Perché il sistema ha fallito? “In sostanza, è stata una pura questione di costi”, ha risposto Takezaki. “È stato perché siamo stati costretti a una guerra di sconti quando stavamo già perdendo soldi sulle vendite del sistema. Sony faceva parte del team che ha sviluppato lo standard DVD, e poteva sviluppare un sistema intorno a quello completamente internamente con i propri chip. Sega, nel frattempo, comprava tutto da aziende esterne, quindi era in netto svantaggio nei costi. Non potevamo tagliare facilmente i costi di produzione, il software non vendeva più come prima e quindi eravamo costretti a scontare il sistema”
È già abbastanza difficile bilanciare i costi dell’hardware con i profitti, ma con tutto quello che Sega ha tentato di fare in un colpo solo con il Dreamcast, la situazione era ancora più grave del solito. “È una di quelle cose per cui più console vendi, più perdi, quindi abbiamo dovuto coprire con le vendite di software”, ha spiegato Takezaki. “Ma quelle vendite non salivano, e allo stesso tempo, eravamo impegnati a cercare di portare l’idea del gioco online agli utenti con il sistema. Il nostro concetto con il Dreamcast era quello di portare qualcosa di nuovo ai giocatori, di costruire un ambiente in cui potessero connettersi tra loro da tutto il mondo. L’intero modello di business di Sega era quello di costruire una base di utenti di dispositivi di rete a basso costo, per poi fornire servizi e prodotti attraverso Internet; il Dreamcast era il nostro biglietto per realizzare quel sogno.”

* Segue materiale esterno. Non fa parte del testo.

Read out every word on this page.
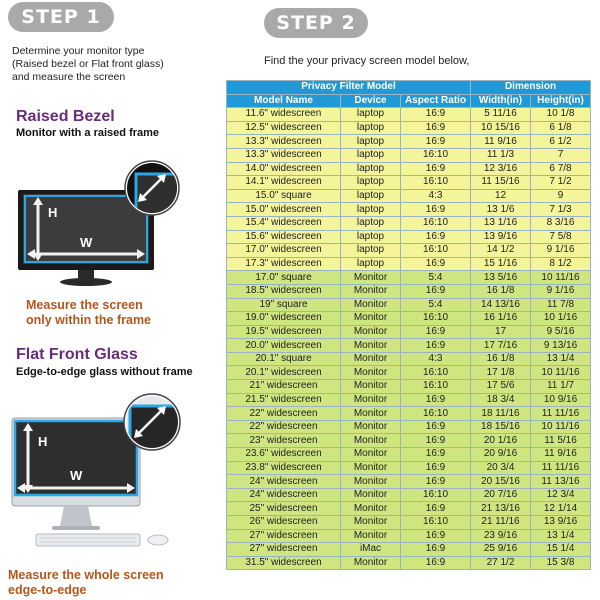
STEP 1	STEP 2
Determine your monitor type
(Raised bezel or Flat front glass)
and measure the screen
Find the your privacy screen model below,
Raised Bezel
Monitor with a raised frame
H
W
Measure the screen
only within the frame
Flat Front Glass
Edge-to-edge glass without frame
H
W
Measure the whole screen
edge-to-edge
Privacy Filter Model			Dimension	
Model Name	Device	Aspect Ratio	Width(in)	Height(in)
11.6" widescreen	laptop	16:9	5 11/16	10 1/8
12.5" widescreen	laptop	16:9	10 15/16	6 1/8
13.3" widescreen	laptop	16:9	11 9/16	6 1/2
13.3" widescreen	laptop	16:10	11 1/3	7
14.0" widescreen	laptop	16:9	12 3/16	6 7/8
14.1" widescreen	laptop	16:10	11 15/16	7 1/2
15.0" square	laptop	4:3	12	9
15.0" widescreen	laptop	16:9	13 1/6	7 1/3
15.4" widescreen	laptop	16:10	13 1/16	8 3/16
15.6" widescreen	laptop	16:9	13 9/16	7 5/8
17.0" widescreen	laptop	16:10	14 1/2	9 1/16
17.3" widescreen	laptop	16:9	15 1/16	8 1/2
17.0" square	Monitor	5:4	13 5/16	10 11/16
18.5" widescreen	Monitor	16:9	16 1/8	9 1/16
19" square	Monitor	5:4	14 13/16	11 7/8
19.0" widescreen	Monitor	16:10	16 1/16	10 1/16
19.5" widescreen	Monitor	16:9	17	9 5/16
20.0" widescreen	Monitor	16:9	17 7/16	9 13/16
20.1" square	Monitor	4:3	16 1/8	13 1/4
20.1" widescreen	Monitor	16:10	17 1/8	10 11/16
21" widescreen	Monitor	16:10	17 5/6	11 1/7
21.5" widescreen	Monitor	16:9	18 3/4	10 9/16
22" widescreen	Monitor	16:10	18 11/16	11 11/16
22" widescreen	Monitor	16:9	18 15/16	10 11/16
23" widescreen	Monitor	16:9	20 1/16	11 5/16
23.6" widescreen	Monitor	16:9	20 9/16	11 9/16
23.8" widescreen	Monitor	16:9	20 3/4	11 11/16
24" widescreen	Monitor	16:9	20 15/16	11 13/16
24" widescreen	Monitor	16:10	20 7/16	12 3/4
25" widescreen	Monitor	16:9	21 13/16	12 1/14
26" widescreen	Monitor	16:10	21 11/16	13 9/16
27" widescreen	Monitor	16:9	23 9/16	13 1/4
27" widescreen	iMac	16:9	25 9/16	15 1/4
31.5" widescreen	Monitor	16:9	27 1/2	15 3/8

Molte persone nel settore hanno commentato che Sega forse ha premuto il grilletto qualche anno troppo presto con il Dreamcast e il suo design incentrato sull’online. Takezaki non la pensa così. “Penso che sia stata la scelta giusta puntare su una strategia net-centrica in quel momento”, ha detto. “Tuttavia, siamo andati avanti anche se il nostro break-even era troppo alto perché funzionasse. L’idea di accedere alla rete gratuitamente a quel tempo era semplicemente fantastica, e noi eravamo quelli che pagavano il conto, quindi in un modo strano, Sega era l’azienda che pagava di più per i suoi utenti in quel momento.”
Guardando indietro, Takezaki vede il Dreamcast come un sistema incredibilmente rivoluzionario, ma che era probabilmente destinato ad essere l’ultimo di Sega, non importa come andassero le vendite. “Penso che il Dreamcast abbia davvero simboleggiato il cambio della guardia che ha avuto luogo in quel periodo”, ha spiegato. “I PC cominciarono davvero ad evolversi e a migliorare ad un ritmo vertiginoso, e questo fece sì che la gente cominciasse a chiedersi se una console sintonizzata esclusivamente sui giochi avesse ancora qualche possibilità di sopravvivere. Tuttavia, i nostri esperimenti con il gioco in rete hanno portato a cose come Phantasy Star Online, e molte persone si stanno ancora godendo quella serie. I semi che abbiamo piantato con il Dreamcast stanno finalmente dando i loro frutti in questo momento. In un certo senso stavamo andando a tentoni, ma faceva parte del credo di Sega all’epoca: se è divertente, allora fallo.”